OA was initially defined as a disease induced by mechanical stress in the form of cartilage destruction, with minimal, if any, involvement of immune responses. Thus, OA, in contrast to rheumatoid arthritis (RA), has long been regarded as a noninflammatory disease [21-23]. However, recent studies have demonstrated that, at least in certain patients, OA is an inflammatory disease, with patients frequently found to exhibit inflammatory infiltration of synovial membranes [24, 25]. Recent studies have shown that the number of inflammatory cells in synovial tissue is higher than that in peripheral blood [26, 27]. Both macrophages and T cells play important roles in OA pathogenesis [28-31]. Consistent with previous studies, we also found higher percentages of macrophages in synovial tissue and SF than in PBMCs, whereas a decreased number of T cells was measured in synovial tissue and SF [24, 32].

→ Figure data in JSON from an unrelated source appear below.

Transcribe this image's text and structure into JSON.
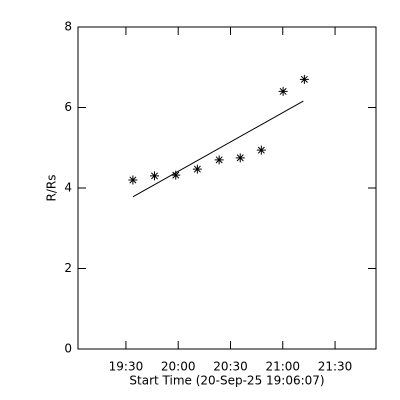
{
  "chart_data": {
    "type": "scatter",
    "xlabel": "Start Time (20-Sep-25 19:06:07)",
    "ylabel": "R/Rs",
    "x": [
      1174,
      1186.4,
      1198.6,
      1211,
      1223.5,
      1235.6,
      1247.7,
      1260.2,
      1272.4
    ],
    "values": [
      4.2,
      4.3,
      4.32,
      4.47,
      4.7,
      4.75,
      4.94,
      6.4,
      6.7
    ],
    "color": "#000000",
    "fit_line": {
      "x": [
        1174,
        1271.8
      ],
      "values": [
        3.78,
        6.16
      ]
    },
    "xlim": [
      1142.5,
      1313.5
    ],
    "xticks": [
      {
        "value": 1170,
        "label": "19:30"
      },
      {
        "value": 1200,
        "label": "20:00"
      },
      {
        "value": 1230,
        "label": "20:30"
      },
      {
        "value": 1260,
        "label": "21:00"
      },
      {
        "value": 1290,
        "label": "21:30"
      }
    ],
    "ylim": [
      0,
      8
    ],
    "yticks": [
      0,
      2,
      4,
      6,
      8
    ]
  }
}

Surprisingly, among CD45+ cells, DCs were redundant in synovial tissue and SF. DCs have the broadest range of antigen presentation. The activation of innate immunity plays a critical role in the development and progression of OA. Innate immunity, including inflammasome activation, is triggered by small endogenous molecules called damage-associated molecular patterns, which are released in the extracellular media after cell stress or damage, bind to pathogen-recognition receptors, including distinct Toll-like receptors, and activate the secretion of proinflammatory cytokines, resulting in joint inflammation. Moreover, the functional role of Toll-like receptors expressed on DCs in OA development has also been reported [33].

DCs are necessary for the activation of naïve T cells. In this study, we found that DC3s, defined as CD1c+CD163+ cells, were significantly enriched in the synovium and could prime naïve CD8+ T cells. In synovial tissue, CD8+ T cells are often located at the periphery of the aggregation [32]. As shown by our mIHC results, a substantial number of DC3s and CD8+ T cells were observed within the synovium. Consistent with this, higher levels of TNF-α and IL12p70, which are mainly secreted by DC3, were measured in the SF of patients with OA. Finally, DC3s-CD8+ T cells formed a tight structure named ELLS. Similar lymphoid-like structures, such as tertiary lymphoid organs in tumors, have been previously noted [34, 35]. These structures are composed of various immune cell types, including dendritic cells and antigen-specific B and T lymphocytes. In contrast to secondary lymphoid organs, TLSs are not imprinted during embryogenesis, but are formed in nonlymphoid tissues in response to local inflammation. Before surgery, all enrolled patients with OA experienced pain with severe joint deformation. This may be related to the increased infiltration of DC3s into the synovium, which would prime more CD8+ T cells, causing more serious damage to the joint. Indeed, increased levels of TNF-α and IL12p70, of which DC3s are a major source, were observed in the SF of KL4 patients compared to KL3 patients. Although whether DC3s could predict poor OA prognosis needs to be further studied, our results strongly suggest that DC3s could play a critical role in OA pathogenesis and that targeting DC3s might be a novel therapeutic target to treat OA in the late phases.